We're coming back. That's the plan.

After living here on the sandy peninsula of Codness, we have chosen to remove ourselves to the Rockies. Why you may ask? Because we can. Simple as that.

Why don't you buy a house here? Have children? Settle down? (my mother) - because we don't want to - on all points. Nor do we have to. We have not chosen the traditional (and expected) route for married couples.

Practically speaking, housing prices are prohibitive on the peninsula and desireable jobs/employers are few and far between. Besides mom, we already own a home. Which is almost entirely paid off. It's just 2,000 miles away.

We haven't started packing yet and we're leaving in a month. Gulp.
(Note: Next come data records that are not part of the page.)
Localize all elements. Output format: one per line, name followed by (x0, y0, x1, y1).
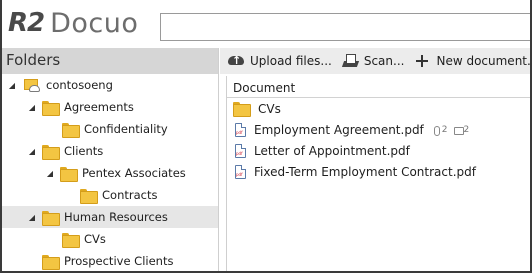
scan-button[interactable]: Scan... (342, 53, 405, 69)
scanner-icon (342, 53, 359, 69)
folder-icon (233, 102, 251, 117)
folder-icon (80, 188, 98, 204)
tree-item-clients[interactable]: ◢ Clients (2, 140, 218, 162)
folders-sidebar: Folders ◢ contosoeng ◢ Agreements Confid… (2, 48, 219, 271)
tree-item-label: Prospective Clients (64, 254, 174, 268)
tree-item-contosoeng[interactable]: ◢ contosoeng (2, 74, 218, 96)
logo[interactable]: R2 Docuo (8, 7, 139, 39)
tree-item-prospective-clients[interactable]: Prospective Clients (2, 250, 218, 271)
list-item[interactable]: CVs (227, 98, 530, 119)
toolbar: Upload files... Scan... New document... (220, 48, 530, 74)
pdf-file-icon (235, 122, 246, 137)
attachment-count: 2 (441, 124, 448, 135)
paperclip-icon (432, 125, 440, 136)
header: R2 Docuo (2, 0, 530, 46)
pdf-file-icon (235, 164, 246, 179)
tree-item-label: Contracts (102, 188, 158, 202)
tree-item-cvs[interactable]: CVs (2, 228, 218, 250)
document-name: CVs (258, 101, 281, 116)
pdf-file-icon (235, 143, 246, 158)
collapse-arrow-icon[interactable]: ◢ (26, 147, 38, 156)
cloud-upload-icon (228, 53, 245, 69)
tree-item-label: Clients (64, 144, 104, 158)
folder-icon (42, 210, 60, 226)
folder-icon (62, 122, 80, 138)
collapse-arrow-icon[interactable]: ◢ (44, 169, 56, 178)
tree-item-human-resources[interactable]: ◢ Human Resources (2, 206, 218, 228)
document-badges: 2 2 (432, 124, 475, 136)
upload-files-button[interactable]: Upload files... (228, 53, 332, 69)
tree-item-agreements[interactable]: ◢ Agreements (2, 96, 218, 118)
document-name: Fixed-Term Employment Contract.pdf (254, 164, 476, 179)
list-item[interactable]: Letter of Appointment.pdf (227, 140, 530, 161)
tree-item-confidentiality[interactable]: Confidentiality (2, 118, 218, 140)
search-input[interactable] (160, 13, 530, 41)
comment-count: 2 (463, 124, 470, 135)
collapse-arrow-icon[interactable]: ◢ (26, 213, 38, 222)
document-list: Document CVs Employment Agreement.pdf 2 … (226, 76, 530, 271)
comment-icon (453, 126, 464, 135)
document-name: Employment Agreement.pdf (254, 122, 424, 137)
folder-icon (60, 166, 78, 182)
tree-item-label: CVs (84, 232, 106, 246)
document-name: Letter of Appointment.pdf (254, 143, 410, 158)
list-item[interactable]: Fixed-Term Employment Contract.pdf (227, 161, 530, 182)
new-document-button[interactable]: New document... (414, 53, 530, 69)
list-item[interactable]: Employment Agreement.pdf 2 2 (227, 119, 530, 140)
tree-item-label: Confidentiality (84, 122, 168, 136)
upload-files-label: Upload files... (250, 54, 332, 68)
collapse-arrow-icon[interactable]: ◢ (26, 103, 38, 112)
cloud-folder-icon (24, 78, 40, 93)
column-header-document[interactable]: Document (227, 76, 530, 98)
sidebar-title: Folders (2, 48, 218, 74)
tree-item-label: Human Resources (64, 210, 168, 224)
tree-item-pentex-associates[interactable]: ◢ Pentex Associates (2, 162, 218, 184)
folder-icon (62, 232, 80, 248)
logo-mark: R2 (8, 8, 45, 38)
logo-name: Docuo (50, 7, 139, 39)
app-window: R2 Docuo Folders ◢ contosoeng ◢ Agreemen… (0, 0, 532, 273)
folder-icon (42, 100, 60, 116)
collapse-arrow-icon[interactable]: ◢ (6, 81, 18, 90)
tree-item-label: Pentex Associates (82, 166, 186, 180)
folder-icon (42, 144, 60, 160)
folder-tree: ◢ contosoeng ◢ Agreements Confidentialit… (2, 74, 218, 271)
folder-icon (42, 254, 60, 270)
new-document-label: New document... (436, 54, 530, 68)
tree-item-contracts[interactable]: Contracts (2, 184, 218, 206)
tree-item-label: contosoeng (46, 78, 113, 92)
plus-icon (414, 53, 431, 69)
tree-item-label: Agreements (64, 100, 134, 114)
scan-label: Scan... (363, 54, 405, 68)
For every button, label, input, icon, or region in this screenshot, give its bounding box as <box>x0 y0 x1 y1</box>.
Most of our things will be in a local storage unit awaiting our return in the Spring when we set up a yurt to live in on the croquet court at Trout Towers.

My moving back from Vermont in April of 1996 was supposed to be temporary. I even kept a job there that I commuted to on the weekends throughout the summer. I grew up on this peninsula and fled the territory after graduation. I despised living here and vowed never to return. I also swore I would never marry someone I went to high school with either. The universe surely does have a sense of humor.

Why I stayed this time? There were lessons to learn and people to know and teachers to meet. A lot of things happened in my life in that time, most good, some not so much. I lost my last two grandparents, moved four times, had eight jobs (not all at once), owned three different cars (not all at once either - that's my husband), developed a taste for sushi and Wellfleet oysters, and trod water waiting for my life to happen.

It took most of those 11 years to realize that life was indeed happening all around me and to embrace the opportunities that came my way, not just ignore them while waiting for the next one that might be better. I have girl-friends for the first time in my life. Seriously, I've thought most women as too mean and petty to even deal with. I'm a smug married with an amazing husband. I learned what the meaning of trust is. And trusting myself. I learned to let go of the things in my life that don't serve me, even if it hurt. And I learned that you can overcome anything programmed into you from your childhood.

So, I'm trusting that this move is the right thing to do.

Egads, does this mean I'm a grown up?

PS: Did I mention that I love, love, love the mountains?

1 comment:

Susan said...

We cannot wait to have you plunk in the middle of our croquet court!